What’s more, says Sapers, double-bunking places pressure on all of the other programs and services within an institution — “health services, recreation services, chaplaincy services, dietary services, therapeutic services, program services, parole services.” Even prison staff say double-bunking is an intrinsically dangerous practice. 

“There’s no question that it increases inmate-on-inmate violence, but it also increases the risk when correctional officers open the cell door,” says Lyle Stewart of the Union of Canadian Correctional Officers. “Often times that’s when an inmate will choose to attack an officer, but now you've got two inmates in there.” 

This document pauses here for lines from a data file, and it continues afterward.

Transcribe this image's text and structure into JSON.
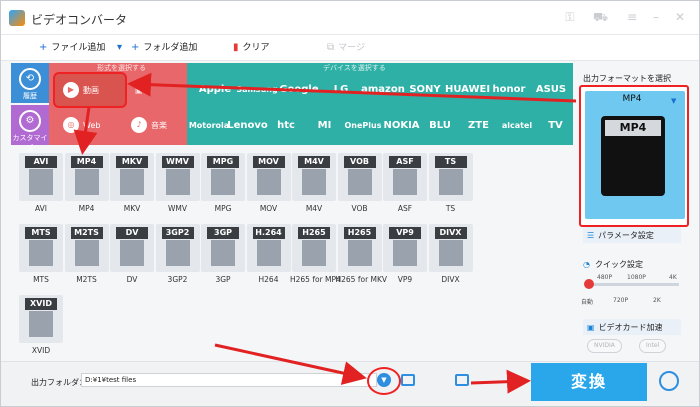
{
  "app": {
    "title": "ビデオコンバータ"
  },
  "toolbar": {
    "add_file": "ファイル追加",
    "add_folder": "フォルダ追加",
    "clear": "クリア",
    "merge": "マージ"
  },
  "left_categories": [
    {
      "label": "履歴",
      "icon": "history-icon"
    },
    {
      "label": "カスタマイズ",
      "icon": "customize-icon"
    }
  ],
  "format_section_label": "形式を選択する",
  "device_section_label": "デバイスを選択する",
  "format_tabs": [
    {
      "label": "動画",
      "icon": "play-icon",
      "selected": true
    },
    {
      "label": "Web",
      "icon": "globe-icon"
    },
    {
      "label": "音楽",
      "icon": "audio-icon"
    }
  ],
  "brands_row1": [
    "Apple",
    "Samsung",
    "Google",
    "LG",
    "amazon",
    "SONY",
    "HUAWEI",
    "honor",
    "ASUS"
  ],
  "brands_row2": [
    "Motorola",
    "Lenovo",
    "htc",
    "MI",
    "OnePlus",
    "NOKIA",
    "BLU",
    "ZTE",
    "alcatel",
    "TV"
  ],
  "formats": [
    {
      "name": "AVI",
      "tag": "AVI"
    },
    {
      "name": "MP4",
      "tag": "MP4"
    },
    {
      "name": "MKV",
      "tag": "MKV"
    },
    {
      "name": "WMV",
      "tag": "WMV"
    },
    {
      "name": "MPG",
      "tag": "MPG"
    },
    {
      "name": "MOV",
      "tag": "MOV"
    },
    {
      "name": "M4V",
      "tag": "M4V"
    },
    {
      "name": "VOB",
      "tag": "VOB"
    },
    {
      "name": "ASF",
      "tag": "ASF"
    },
    {
      "name": "TS",
      "tag": "TS"
    },
    {
      "name": "MTS",
      "tag": "MTS"
    },
    {
      "name": "M2TS",
      "tag": "M2TS"
    },
    {
      "name": "DV",
      "tag": "DV"
    },
    {
      "name": "3GP2",
      "tag": "3GP2"
    },
    {
      "name": "3GP",
      "tag": "3GP"
    },
    {
      "name": "H264",
      "tag": "H.264"
    },
    {
      "name": "H265 for MP4",
      "tag": "H265"
    },
    {
      "name": "H265 for MKV",
      "tag": "H265"
    },
    {
      "name": "VP9",
      "tag": "VP9"
    },
    {
      "name": "DIVX",
      "tag": "DIVX"
    },
    {
      "name": "XVID",
      "tag": "XVID"
    }
  ],
  "right_panel": {
    "output_format_label": "出力フォーマットを選択",
    "selected_format": "MP4",
    "selected_icon_tag": "MP4",
    "param_settings": "パラメータ設定",
    "quick_settings": "クイック設定",
    "quality_ticks_top": [
      "480P",
      "1080P",
      "4K"
    ],
    "quality_ticks_bottom": [
      "自動",
      "720P",
      "2K"
    ],
    "quality_level": 0.0,
    "gpu_accel": "ビデオカード加速",
    "gpu_chips": [
      "NVIDIA",
      "Intel"
    ]
  },
  "bottom": {
    "output_folder_label": "出力フォルダ：",
    "output_path": "D:¥1¥test files",
    "convert_label": "変換"
  },
  "colors": {
    "accent_blue": "#2aa7ea",
    "annotation_red": "#e22222",
    "video_tab_red": "#e8676a",
    "device_teal": "#2fb0a6"
  }
}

A large-scale building program is under way that will expand the number of cells by 1,700, when prison closures are taken into account, which ought to ease the pressure to some degree. According to Public Safety Canada, the increase in the federal offender population has not materialized as originally projected, after the recent introduction of sentencing changes such as increased numbers of mandatory minimum sentences and the reduction of credit for time served pre-trial. Slack adds: “CSC is implementing a multi-faceted approach, ensuring full use of all available beds across the country, the use of temporary accommodation measures such as double-bunking where appropriate, and expanding the delivery of correctional, education and work programs and supervision in the community. At the same time, CSC is working diligently to ensure offenders participate in their correctional plans and are well prepared for safe, gradual and supervised return to communities.”

We have yet to see the full impact of the new law, says Sapers: “It will begin to play out as provincial court systems develop their capacity,” he says, adding that, as new convicts come into the system, double-bunking — and occasionally, even triple-bunking — may become the norm rather than the exception. 

At a McGill University conference in March on the future of criminal law, Professor Jackson recalled another story dating back some 10 years, when he met with some young correctional officers to research one of his books. One of them told him that, according to the older head guards, Jackson had changed since the 1970s. “How so?” asked Jackson. The young officer answered, “Well you used to be a real radical and now they say you’re pretty moderate and reasonable.” Says Jackson: “I realized then that a lot of what I was advocating in those days had become accepted as the appropriate way to run prisons. Respect for human rights was the official government line.”

He now fears all that is changing with the government line hardening. And while it might be a stretch to say that Jackson’s reputation has come full circle, recent events certainly suggest that the professor’s activist days are far from over. 

Leo Singer is a writer based in Montreal.